For various reasons I want to move away from license files and simply email a 16 character base32 string the customer can type into the application. Even using small private keys (which I understand are trivial to crack), it's hard to get the encrypted hash this small. Would there be any benefit to using the same strategy to generated an encrypted hash, but simply using the first 16 characters as a license key? If not, is there a better alternative that will create keys in the format I want?
DSA signatures are signficantly shorter than RSA ones. DSA signatures are the twice the size of the Q parameter; if you use the OpenSSL defaults, Q is 160 bits, so your signatures fit into 320 bits.
If you can switch to a base-64 representation (which only requires upper-and-lower case alphanumerics, the digits and two other symbols) then you will need 53 symbols, which you could do with 11 groups of 5. Not quite the 16 that you wanted, but still within the bounds of being user-enterable.

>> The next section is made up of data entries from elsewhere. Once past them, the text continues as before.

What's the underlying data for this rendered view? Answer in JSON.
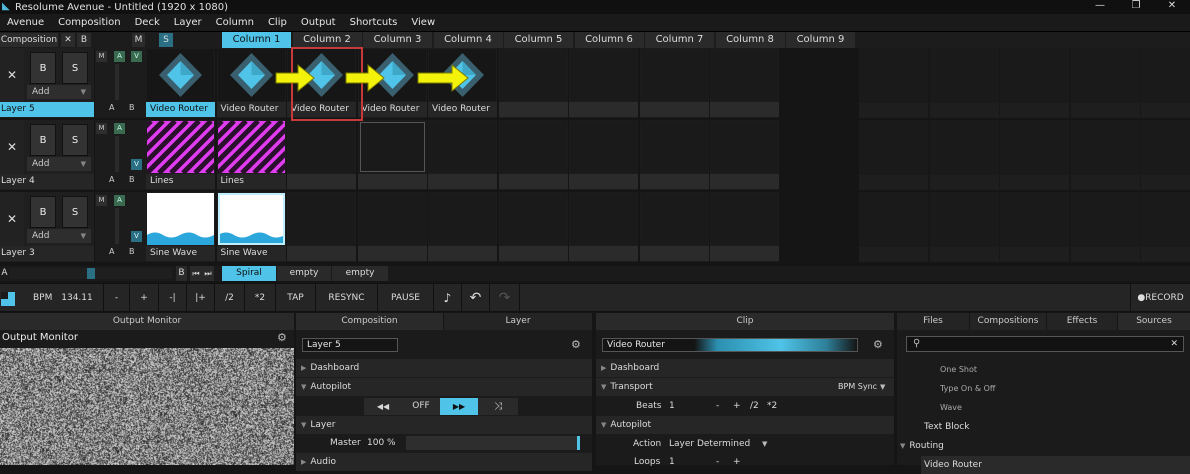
{
  "window": {
    "title": "Resolume Avenue - Untitled (1920 x 1080)",
    "minimize": "—",
    "maximize": "❐",
    "close": "✕"
  },
  "menu": [
    "Avenue",
    "Composition",
    "Deck",
    "Layer",
    "Column",
    "Clip",
    "Output",
    "Shortcuts",
    "View"
  ],
  "composition_header": {
    "label": "Composition",
    "x": "✕",
    "b": "B",
    "m": "M",
    "s": "S"
  },
  "columns": [
    "Column 1",
    "Column 2",
    "Column 3",
    "Column 4",
    "Column 5",
    "Column 6",
    "Column 7",
    "Column 8",
    "Column 9"
  ],
  "active_column": 0,
  "layers": [
    {
      "name": "Layer 5",
      "selected": true,
      "add_label": "Add",
      "x": "✕",
      "b": "B",
      "s": "S",
      "m": "M",
      "a": "A",
      "v": "V",
      "ab_a": "A",
      "ab_b": "B",
      "clips": [
        "Video Router",
        "Video Router",
        "Video Router",
        "Video Router",
        "Video Router",
        "",
        "",
        "",
        ""
      ]
    },
    {
      "name": "Layer 4",
      "selected": false,
      "add_label": "Add",
      "x": "✕",
      "b": "B",
      "s": "S",
      "m": "M",
      "a": "A",
      "v": "V",
      "ab_a": "A",
      "ab_b": "B",
      "clips": [
        "Lines",
        "Lines",
        "",
        "",
        "",
        "",
        "",
        "",
        ""
      ]
    },
    {
      "name": "Layer 3",
      "selected": false,
      "add_label": "Add",
      "x": "✕",
      "b": "B",
      "s": "S",
      "m": "M",
      "a": "A",
      "v": "V",
      "ab_a": "A",
      "ab_b": "B",
      "clips": [
        "Sine Wave",
        "Sine Wave",
        "",
        "",
        "",
        "",
        "",
        "",
        ""
      ]
    }
  ],
  "deck_bar": {
    "a": "A",
    "b": "B",
    "prev": "⏮",
    "next": "⏭",
    "decks": [
      "Spiral",
      "empty",
      "empty"
    ],
    "active_deck": 0
  },
  "transport": {
    "bpm_label": "BPM",
    "bpm_value": "134.11",
    "minus": "-",
    "plus": "+",
    "nudge_minus": "-|",
    "nudge_plus": "|+",
    "half": "/2",
    "double": "*2",
    "tap": "TAP",
    "resync": "RESYNC",
    "pause": "PAUSE",
    "metronome": "♪",
    "undo": "↶",
    "redo": "↷",
    "record": "●RECORD"
  },
  "output_monitor": {
    "tab": "Output Monitor",
    "title": "Output Monitor",
    "gear": "⚙"
  },
  "composition_panel": {
    "tab_composition": "Composition",
    "tab_layer": "Layer",
    "layer_name": "Layer 5",
    "gear": "⚙",
    "dashboard": "Dashboard",
    "autopilot": "Autopilot",
    "autopilot_buttons": [
      "◀◀",
      "OFF",
      "▶▶",
      "⤨"
    ],
    "autopilot_active": 2,
    "layer_section": "Layer",
    "master_label": "Master",
    "master_value": "100 %",
    "master_level": 1.0,
    "audio": "Audio"
  },
  "clip_panel": {
    "tab": "Clip",
    "clip_name": "Video Router",
    "gear": "⚙",
    "dashboard": "Dashboard",
    "transport": "Transport",
    "bpm_sync": "BPM Sync",
    "beats_label": "Beats",
    "beats_value": "1",
    "beats_minus": "-",
    "beats_plus": "+",
    "beats_half": "/2",
    "beats_double": "*2",
    "autopilot": "Autopilot",
    "action_label": "Action",
    "action_value": "Layer Determined",
    "loops_label": "Loops",
    "loops_value": "1",
    "loops_minus": "-",
    "loops_plus": "+"
  },
  "sources_panel": {
    "tabs": [
      "Files",
      "Compositions",
      "Effects",
      "Sources"
    ],
    "active_tab": 3,
    "search_placeholder": "",
    "clear": "✕",
    "items": [
      {
        "label": "One Shot",
        "indent": 2
      },
      {
        "label": "Type On & Off",
        "indent": 2
      },
      {
        "label": "Wave",
        "indent": 2
      },
      {
        "label": "Text Block",
        "indent": 1
      },
      {
        "label": "Routing",
        "indent": 0,
        "group": true
      },
      {
        "label": "Video Router",
        "indent": 1,
        "selected": true
      }
    ]
  },
  "colors": {
    "accent": "#4fc4e8",
    "magenta": "#e03cf0",
    "arrow_yellow": "#f2f20a",
    "highlight_red": "#c83a3a"
  }
}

Actually, it occurs to me that you could halve the number of bits required in the license key. DSA signatures are made up of two numbers, R and S, each the size of Q. However, the R values can all be pre-computed by the signer (you) - the only requirement is that you never re-use them. So this means that you could precalculate a whole table of R values - say 1 million of them (taking up 20MB) - and distribute these as part of the application. Now when you create a license key, you pick the next un-used R value, and generate the S value. The license key itself only contains the index of the R value (needing only 20 bits) and the complete S value (160 bits).
And if you're getting close to selling a million copies of the app - a nice problem to have - just create a new version with a new R table.

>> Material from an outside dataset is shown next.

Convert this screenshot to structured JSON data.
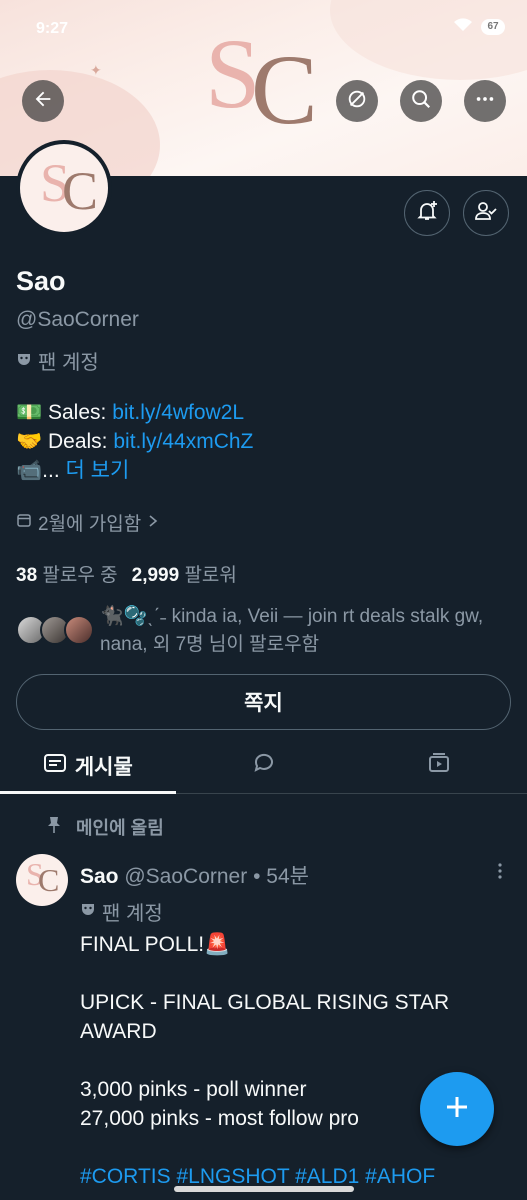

Did you consider using some existing protection + key generation scheme? I know that EXECryptor (I am not advertising it at all, this is just some info I remember) offers strong protection whcih together with complimentatary product of the same guys, StrongKey (if memory serves) offers short keys and protection against cracking. Armadillo is another product name that comes to my mind, though I don't know what level of protection they offer now. But they also had short keys earlier.
In general, cryptographically strong short keys are based on some aspects of ECC (elliptic curve cryptography). Large part of ECC is patented, and in overall ECC is hard to implement right and so industry solution is a preferred way to go.
Of course, if you don't need strong keys, you can go with just a hash of "secret word" (salt) + user name, and verify them in the application, but this is crackable in minutes.
Why use public key crypto? It gives you the advantage that nobody can reverse-engineer the executable to create a key generator, but key generators are a somewhat secondary risk compared to patching the executable to skip the check, which is generally much easier for an attacker, even with well-obfuscated executables.
Eugene's suggestion of using ECC is a good one - ECC keys are much shorter than RSA or DSA for a given security level.
However, 16 characters in base 32 is still only 5*16=80 bits, which is low enough that brute-forcing for valid keys might be practical, regardless of what algorithm you use.